Take a moment to empathise with cryptocurrency regulators. We’ve tasked them with managing a constantly morphing ecosystem that is both plagued by lawlessness and built atop blockchain technology that thwarts outside control. The effort required to identify and apprehend pseudonymous criminals makes enforcement impracticable for most blockchain crimes, and no amount of effort can stop an automated decentralised autonomous organisation like Tornado Cash.

As a result, regulators are relegated primarily to know-your-customer processes via fiat on-/off-ramps to accomplish enforcement. In a decentralised, permissionless environment, relying on KYC alone is like attempting to tame the ocean by damming a few rivers. Effective regulation requires the full capabilities of law enforcement to protect property rights, remedy breaches of contract and intervene to stop crimes in progress.

Such capabilities are available through layer 1 protocols that enforce the law on-chain. These protocols obviate the need to seize private keys from pseudonymous criminals by enabling direct action on wallets and smart contracts. Officials invoke these protocols by obtaining a court order, just as they would for off-chain enforcement. For example, the US Treasury could shut down Tornado Cash by demonstrating cause to enjoin its smart contracts, or could seize assets by obtaining a warrant.

On-chain enforcement was unthinkable to most even a year ago but, having endured weekly hacks for hundreds of millions of dollars and frauds for tens of billions more, the blockchain community is ready to embrace it. Most market participants not only acknowledge the need for effective law enforcement but are demanding it. Many see on-chain enforcement as the best hope to thaw the crypto winter and establish blockchain as the backbone of mainstream commerce and the decentralised internet.

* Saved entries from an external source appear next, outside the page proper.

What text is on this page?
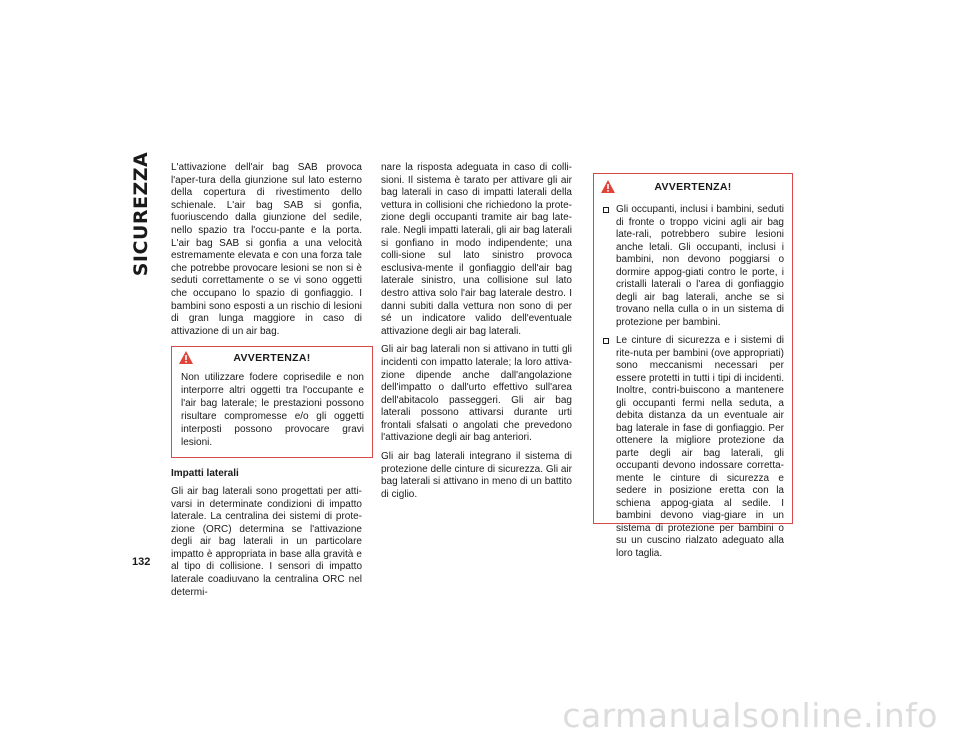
SICUREZZA L'attivazione dell'air bag SAB provoca l'aper-tura della giunzione sul lato esterno della copertura di rivestimento dello schienale. L'air bag SAB si gonfia, fuoriuscendo dalla giunzione del sedile, nello spazio tra l'occu-pante e la porta. L'air bag SAB si gonfia a una velocità estremamente elevata e con una forza tale che potrebbe provocare lesioni se non si è seduti correttamente o se vi sono oggetti che occupano lo spazio di gonfiaggio. I bambini sono esposti a un rischio di lesioni di gran lunga maggiore in caso di attivazione di un air bag.

AVVERTENZA!
Non utilizzare fodere coprisedile e non interporre altri oggetti tra l'occupante e l'air bag laterale; le prestazioni possono risultare compromesse e/o gli oggetti interposti possono provocare gravi lesioni.
Impatti laterali

Gli air bag laterali sono progettati per atti-varsi in determinate condizioni di impatto laterale. La centralina dei sistemi di prote-zione (ORC) determina se l'attivazione degli air bag laterali in un particolare impatto è appropriata in base alla gravità e al tipo di collisione. I sensori di impatto laterale coadiuvano la centralina ORC nel determi-

nare la risposta adeguata in caso di colli-sioni. Il sistema è tarato per attivare gli air bag laterali in caso di impatti laterali della vettura in collisioni che richiedono la prote-zione degli occupanti tramite air bag late-rale. Negli impatti laterali, gli air bag laterali si gonfiano in modo indipendente; una colli-sione sul lato sinistro provoca esclusiva-mente il gonfiaggio dell'air bag laterale sinistro, una collisione sul lato destro attiva solo l'air bag laterale destro. I danni subiti dalla vettura non sono di per sé un indicatore valido dell'eventuale attivazione degli air bag laterali.

Gli air bag laterali non si attivano in tutti gli incidenti con impatto laterale; la loro attiva-zione dipende anche dall'angolazione dell'impatto o dall'urto effettivo sull'area dell'abitacolo passeggeri. Gli air bag laterali possono attivarsi durante urti frontali sfalsati o angolati che prevedono l'attivazione degli air bag anteriori.

Gli air bag laterali integrano il sistema di protezione delle cinture di sicurezza. Gli air bag laterali si attivano in meno di un battito di ciglio.

AVVERTENZA!
Gli occupanti, inclusi i bambini, seduti di fronte o troppo vicini agli air bag late-rali, potrebbero subire lesioni anche letali. Gli occupanti, inclusi i bambini, non devono poggiarsi o dormire appog-giati contro le porte, i cristalli laterali o l'area di gonfiaggio degli air bag laterali, anche se si trovano nella culla o in un sistema di protezione per bambini.
Le cinture di sicurezza e i sistemi di rite-nuta per bambini (ove appropriati) sono meccanismi necessari per essere protetti in tutti i tipi di incidenti. Inoltre, contri-buiscono a mantenere gli occupanti fermi nella seduta, a debita distanza da un eventuale air bag laterale in fase di gonfiaggio. Per ottenere la migliore protezione da parte degli air bag laterali, gli occupanti devono indossare corretta-mente le cinture di sicurezza e sedere in posizione eretta con la schiena appog-giata al sedile. I bambini devono viag-giare in un sistema di protezione per bambini o su un cuscino rialzato adeguato alla loro taglia.
132
carmanualsonline.info
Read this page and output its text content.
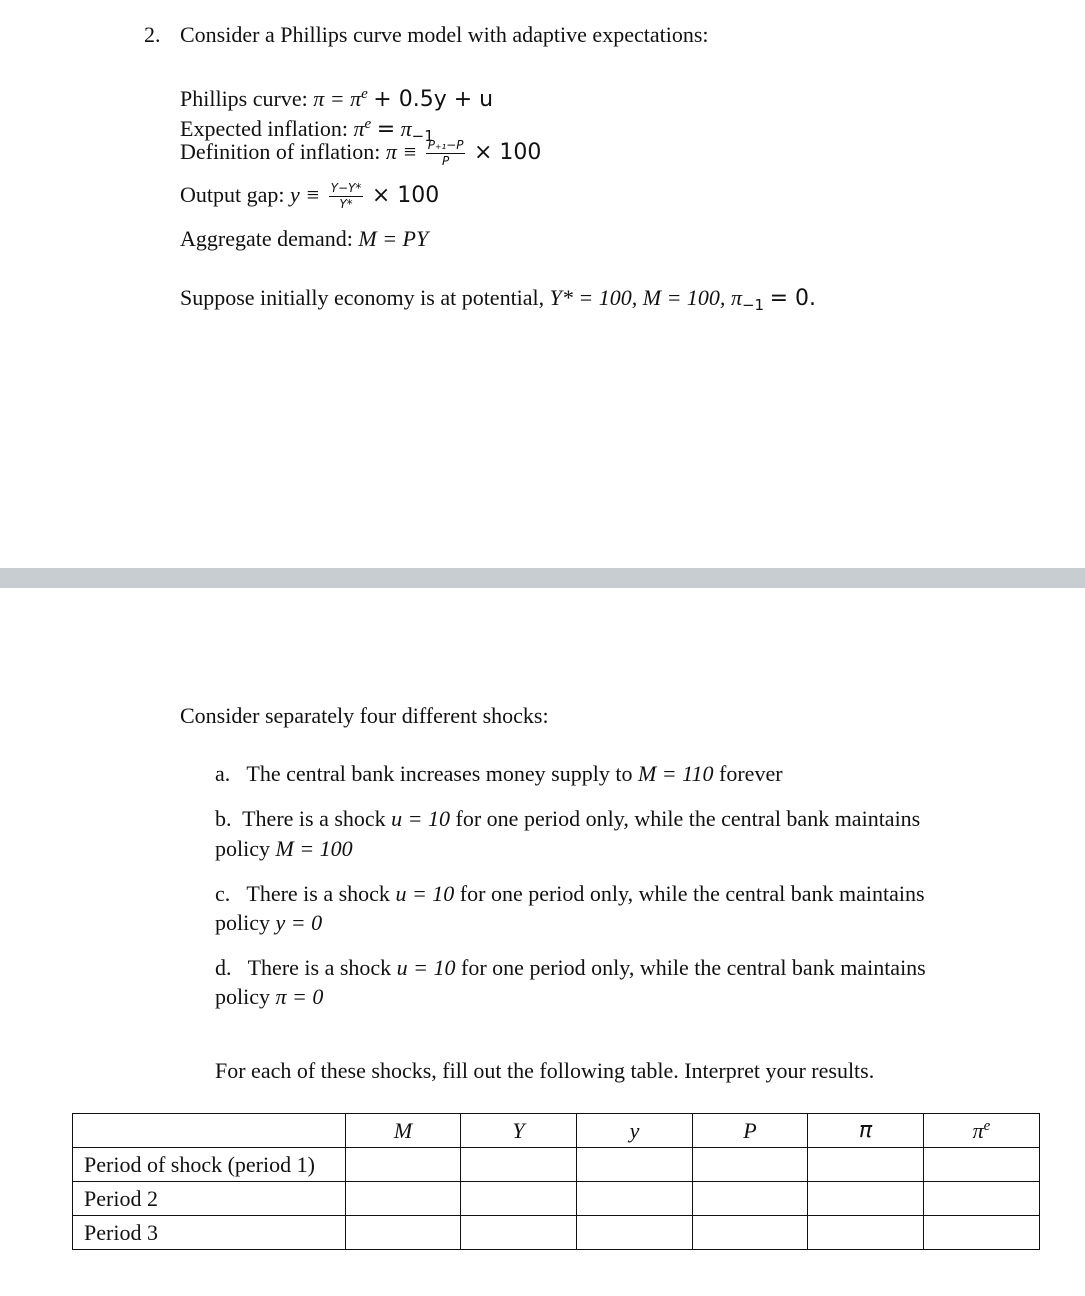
2. Consider a Phillips curve model with adaptive expectations:
Phillips curve: $\pi = \pi^e + 0.5y + u$
Expected inflation: $\pi^e = \pi_{-1}$
Definition of inflation: $\pi \equiv \frac{\text{P₊₁−P}}{P} \times 100$
Output gap: $y \equiv \frac{Y-Y*}{Y*} \times 100$
Aggregate demand: M = PY
Suppose initially economy is at potential, Y* = 100, M = 100, $\pi_{-1} = 0$.
Consider separately four different shocks:
a. The central bank increases money supply to M = 110 forever
b. There is a shock u = 10 for one period only, while the central bank maintains
policy M = 100
c. There is a shock u = 10 for one period only, while the central bank maintains
policy y = 0
d. There is a shock u = 10 for one period only, while the central bank maintains
policy π = 0
For each of these shocks, fill out the following table. Interpret your results.
	M	Y	y	P	π	$\pi^e$
Period of shock (period 1)						
Period 2						
Period 3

Adoption is already underway. Bitcoin SV (a top-50 blockchain proclaiming dedication to ‘Satoshi’s vision’) recently implemented a protocol for blockchain authorities to enforce court-ordered transfers of BSV coins. The community hopes this development ingratiates it with regulators and diverts users from legacy bitcoin. Similarly, Jurat’s layer 1 protocol enables consensus about the meaning of court orders so that nodes can execute them autonomously. The premise for on-chain enforcement is strong. More blockchains will follow.

There are several objections to on-chain enforcement, but none should give regulators pause.

First is the fear that tyrannical officials will seize digital assets. It is worth noting that those expressing this concern also own houses, cars and bank accounts, all of which the government leaves alone. Due process is an excellent protector of property rights, so limiting on-chain enforcement to valid court orders will keep digital property as sacrosanct as physical.

Potential for abuse by intermediaries is a second objection, but an exaggerated one. Bitcoin SV chooses trusted ‘notaries’ (assumedly solicitors) to interpret and publish court orders to the network. Jurat, by contrast, eliminates intermediaries by generating machine-readable hashes for judges to include in their docketed orders.

Third is concerns about ledger immutability. These misunderstand the on-chain enforcement process. Courts do not rewrite ledgers. Rather, they enforce the law through a new remedial transaction that changes the effect of a prior (illegal) one. They do not alter the ledger itself.

Regulators have multiple paths forward. Mandating minimum enforcement standards is one, but the multijurisdictional nature of public blockchains makes this impracticable. A second option is to do nothing. Self-interest should drive adoption given that property becomes more valuable as legal protections are strengthened. A third is for influential agencies like the US Treasury and the Securities Exchange Commission to offer a regulatory sandbox when providers use blockchains with on-chain enforcement. The move is justified because oversight is reduced when private actors can enforce legal rights (think of shareholder suits for fraud). This approach will also hasten legal protections on-chain – the ultimate goal for any regulatory scheme.

Michael Kanovitz is Chief Executive Officer at Jurat.